Which low-cost technologies — from solar drying and storage to fortification — most effectively connect adaptation with nutrition and income gains? 

These are precisely the intersections that FSTA’s coverage and thesaurus make visible. By connecting literature across disciplines, from agronomy and food technology to nutrition, economics, and policy, FSTA provides the means to explore the full food–climate–poverty nexus and support evidence-based solutions. 

 

Making Knowledge Access Part of Climate Equity 

IFIS is proud to participate in the UN Research4Life programme, which provides free or low-cost access to scientific databases, including FSTA, for institutions in low- and middle-income countries. This initiative ensures that researchers, educators, and NGOs in the regions most affected by hunger and climate change can access high-quality, peer-reviewed evidence. 

The Belém Declaration’s commitment to “people-centred” action applies as much to knowledge access as it does to policy. Equitable discovery, supported by tools like FSTA, helps empower local researchers and practitioners to tailor global science to local needs. In this way, information equity becomes climate equity.

 

From Declarations to Discovery 

The 2025 research landscape shows encouraging progress: the global conversation on climate and food security is securely anchored in policy, economics, and people-centred perspectives. Yet it also reveals what’s missing: detailed, outcome-focused studies that link climate adaptation to tangible improvements in diet, income, and wellbeing. 

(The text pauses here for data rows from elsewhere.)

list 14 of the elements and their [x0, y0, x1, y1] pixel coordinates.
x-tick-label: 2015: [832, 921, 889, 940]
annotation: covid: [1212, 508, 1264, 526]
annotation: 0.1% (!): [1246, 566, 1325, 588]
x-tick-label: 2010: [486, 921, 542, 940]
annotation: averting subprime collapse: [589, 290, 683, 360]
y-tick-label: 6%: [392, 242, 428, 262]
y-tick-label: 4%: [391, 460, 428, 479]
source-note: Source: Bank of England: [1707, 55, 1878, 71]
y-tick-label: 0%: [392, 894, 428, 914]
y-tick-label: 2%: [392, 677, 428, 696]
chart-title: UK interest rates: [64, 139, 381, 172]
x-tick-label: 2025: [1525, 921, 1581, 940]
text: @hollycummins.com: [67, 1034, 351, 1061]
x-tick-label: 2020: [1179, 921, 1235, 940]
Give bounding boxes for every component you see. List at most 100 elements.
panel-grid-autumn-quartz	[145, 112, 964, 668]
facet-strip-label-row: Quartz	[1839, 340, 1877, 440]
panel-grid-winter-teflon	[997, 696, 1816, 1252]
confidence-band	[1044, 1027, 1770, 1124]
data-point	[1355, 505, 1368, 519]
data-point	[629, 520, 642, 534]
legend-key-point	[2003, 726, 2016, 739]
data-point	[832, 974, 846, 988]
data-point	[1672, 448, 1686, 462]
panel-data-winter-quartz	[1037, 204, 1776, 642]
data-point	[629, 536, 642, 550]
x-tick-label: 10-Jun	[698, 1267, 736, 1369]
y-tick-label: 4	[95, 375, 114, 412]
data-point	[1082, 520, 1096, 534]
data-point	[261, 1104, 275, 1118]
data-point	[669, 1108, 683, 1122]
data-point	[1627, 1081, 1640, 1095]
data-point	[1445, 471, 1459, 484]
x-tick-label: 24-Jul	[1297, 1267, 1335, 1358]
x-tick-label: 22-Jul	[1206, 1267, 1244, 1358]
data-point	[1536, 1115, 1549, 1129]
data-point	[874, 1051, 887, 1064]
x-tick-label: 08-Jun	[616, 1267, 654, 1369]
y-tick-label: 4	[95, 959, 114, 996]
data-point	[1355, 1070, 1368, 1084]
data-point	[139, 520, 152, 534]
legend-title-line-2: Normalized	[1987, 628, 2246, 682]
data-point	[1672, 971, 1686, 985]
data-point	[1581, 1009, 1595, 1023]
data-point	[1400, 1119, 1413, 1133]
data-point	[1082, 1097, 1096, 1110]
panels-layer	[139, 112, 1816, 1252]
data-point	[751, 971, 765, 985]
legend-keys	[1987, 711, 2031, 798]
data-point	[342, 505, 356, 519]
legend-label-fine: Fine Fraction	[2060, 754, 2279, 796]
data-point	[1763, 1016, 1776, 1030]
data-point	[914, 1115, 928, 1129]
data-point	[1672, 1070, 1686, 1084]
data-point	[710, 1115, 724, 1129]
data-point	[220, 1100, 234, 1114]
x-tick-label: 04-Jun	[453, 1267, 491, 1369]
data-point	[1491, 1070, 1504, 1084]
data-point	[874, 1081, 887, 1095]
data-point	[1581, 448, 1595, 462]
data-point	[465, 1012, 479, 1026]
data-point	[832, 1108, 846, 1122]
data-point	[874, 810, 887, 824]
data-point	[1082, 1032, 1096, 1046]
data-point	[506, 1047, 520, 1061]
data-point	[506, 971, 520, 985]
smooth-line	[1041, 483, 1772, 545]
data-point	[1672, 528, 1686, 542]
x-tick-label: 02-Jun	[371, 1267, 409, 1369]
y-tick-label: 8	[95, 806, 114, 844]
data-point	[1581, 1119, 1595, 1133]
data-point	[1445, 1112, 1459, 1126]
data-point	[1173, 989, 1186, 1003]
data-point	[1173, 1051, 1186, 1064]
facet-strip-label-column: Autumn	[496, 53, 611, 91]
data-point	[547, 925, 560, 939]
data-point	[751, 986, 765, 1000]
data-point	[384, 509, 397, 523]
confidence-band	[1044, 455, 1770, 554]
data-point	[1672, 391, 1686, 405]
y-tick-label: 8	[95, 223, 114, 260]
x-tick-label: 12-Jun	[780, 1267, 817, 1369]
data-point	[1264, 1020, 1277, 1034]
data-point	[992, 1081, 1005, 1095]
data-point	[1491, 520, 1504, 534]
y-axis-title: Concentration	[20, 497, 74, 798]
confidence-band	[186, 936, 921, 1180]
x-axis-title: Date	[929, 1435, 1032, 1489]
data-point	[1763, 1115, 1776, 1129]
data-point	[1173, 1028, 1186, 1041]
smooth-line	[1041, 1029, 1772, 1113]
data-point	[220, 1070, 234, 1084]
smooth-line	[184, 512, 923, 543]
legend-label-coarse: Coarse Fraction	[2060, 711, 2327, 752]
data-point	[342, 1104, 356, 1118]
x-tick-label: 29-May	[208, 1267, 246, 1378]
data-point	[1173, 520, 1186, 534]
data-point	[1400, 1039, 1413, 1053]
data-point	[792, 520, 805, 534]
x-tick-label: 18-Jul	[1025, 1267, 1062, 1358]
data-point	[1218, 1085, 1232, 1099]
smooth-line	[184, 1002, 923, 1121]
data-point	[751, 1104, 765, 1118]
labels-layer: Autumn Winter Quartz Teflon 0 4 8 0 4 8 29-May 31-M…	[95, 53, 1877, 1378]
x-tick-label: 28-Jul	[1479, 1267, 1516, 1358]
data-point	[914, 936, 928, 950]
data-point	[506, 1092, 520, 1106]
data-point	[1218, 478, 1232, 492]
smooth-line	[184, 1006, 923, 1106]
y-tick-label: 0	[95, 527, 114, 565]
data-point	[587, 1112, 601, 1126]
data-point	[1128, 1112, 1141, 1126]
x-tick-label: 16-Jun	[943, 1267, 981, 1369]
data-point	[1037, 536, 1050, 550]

As the world pursues the goals of the Belém Declaration, knowledge infrastructure will be as vital as finance or technology. Access to information plays a quiet but essential role in ensuring that climate action is both evidence-based and equitable. 

Sustainability cannot come at the expense of livelihoods, and poverty reduction cannot ignore planetary limits. The real measure of progress will be how well we learn to serve both people and planet through science that informs, includes, and empowers.